To this day, we see echoes of this sentiment, which focuses on national pride and personal responsibility. In 2021, India’s Prime Minister, Narendra Modi, touted the protective properties of yoga against the coronavirus. “When I speak to front-line warriors,” he declared on International Yoga Day, “they tell me they have adopted yoga as a protective shield in their fight against coronavirus. Doctors have strengthened themselves with yoga and also use yoga to treat their patients.” Putting aside the general benefits of regular exercise, this is a baseless and dangerous claim, but it canonizes yoga as India’s secret weapon against COVID. Unfortunately, a few months earlier, one of the worst superspreader events had taken place in India… at a religious festival showcasing, among other things, yoga.

I want to be clear: taking a weekly yoga class does not make you a Nazi. Physical exercise is great (even if the data on the benefits of stretching for the average person are not particularly convincing). The message here is that there are misguided political notions buried inside yoga’s history, and these notions can bubble up given the right circumstances. Keeping in mind Sandow’s influence on modern yoga, we should not be surprised that some yoga influencers saw the pandemic as a result of evil forces which could only be toppled by a focus on personal fitness and a rejection of public health.

Conspiritualist-in-chief

Conspirituality cannot be casually dismissed as an esoteric yet harmless online phenomenon. As the team behind the Conspirituality podcast has recently underscored, this hybrid system of beliefs is now part of the American political system.

Robert F. Kennedy, Jr., has thrown his hat in the ring to become president of the United States in 2024. Kennedy is one of the leading figures of the anti-vaccine movement, braiding conspiracy theories around vaccination and religiously-inflected language about humanity’s impending doom and possible salvation. His director of messaging for the campaign is Charles Eisenstein, a New Age pundit who riffed on the word “coronavirus,” explaining the “crown” of “corona” must mean “a new coronation for all,” an opportunity for us to reject the “medicalized world” we live in. Beres, Remski and Walker refer to him as “a kind of COVID mystic for conspirituality intellectuals.” His first published book was called The Yoga of Eating.

Kennedy is running against Marianne Williamson, who famously championed the spiritual psychotherapy book A Course in Miracles, who once called vaccine mandates “draconian” and “Orwellian,” later apologizing for misspeaking. Williamson tweeted out during the swine flu pandemic of 2009 that “God is BIG, swine flu SMALL. See every cell of your body filled with divine light. Pour God’s love on our immune systems. Truth protects.”
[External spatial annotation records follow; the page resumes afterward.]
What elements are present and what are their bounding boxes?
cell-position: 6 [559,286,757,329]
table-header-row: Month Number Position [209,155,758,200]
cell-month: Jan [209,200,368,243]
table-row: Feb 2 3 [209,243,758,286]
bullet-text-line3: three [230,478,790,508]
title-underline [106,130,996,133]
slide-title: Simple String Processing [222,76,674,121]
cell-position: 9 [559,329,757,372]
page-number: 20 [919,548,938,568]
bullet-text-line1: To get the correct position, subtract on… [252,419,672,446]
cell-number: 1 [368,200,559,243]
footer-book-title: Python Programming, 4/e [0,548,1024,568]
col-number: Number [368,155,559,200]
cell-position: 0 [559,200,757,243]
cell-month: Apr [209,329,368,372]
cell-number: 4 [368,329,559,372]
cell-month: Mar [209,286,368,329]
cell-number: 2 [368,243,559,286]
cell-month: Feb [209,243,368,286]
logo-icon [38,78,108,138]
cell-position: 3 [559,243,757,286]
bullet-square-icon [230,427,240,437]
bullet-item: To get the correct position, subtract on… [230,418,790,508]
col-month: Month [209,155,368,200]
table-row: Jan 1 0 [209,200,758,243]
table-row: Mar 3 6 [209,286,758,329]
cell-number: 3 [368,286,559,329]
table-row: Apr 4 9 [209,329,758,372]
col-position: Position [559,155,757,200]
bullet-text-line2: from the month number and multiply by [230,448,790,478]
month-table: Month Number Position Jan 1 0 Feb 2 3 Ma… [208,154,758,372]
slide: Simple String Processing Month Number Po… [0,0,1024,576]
Conspirituality promotes the idea that the world is possessed by evil powers and those who see this clearly are called to foster a new spiritual paradigm. That some of its prominent influencers are running for the highest American political office—against a disgraced former president whose ideas around science and public health have been shockingly foolish—should send a shiver down our spines as we stand on our yoga mats in mountain pose.

Take-home message:
- The book Conspirituality explores the modern movement of the same name, which combines belief in grand conspiracy theories with New Age spirituality
- The authors report that modern yoga was influenced by bodybuilder Eugen Sandow’s view that health was a matter of personal responsibility and that undesirable traits should be weeded out of the gene pool
- Notable figures in the conspirituality movement are now embedded in American politics, including Robert F. Kennedy, Jr., Charles Eisenstein, and Marianne Williamson

Correction: previous version of this article stated that Marianne Williamson authored the book A Course in Miracles. She did not write it, but heavily promoted it. The article has been corrected.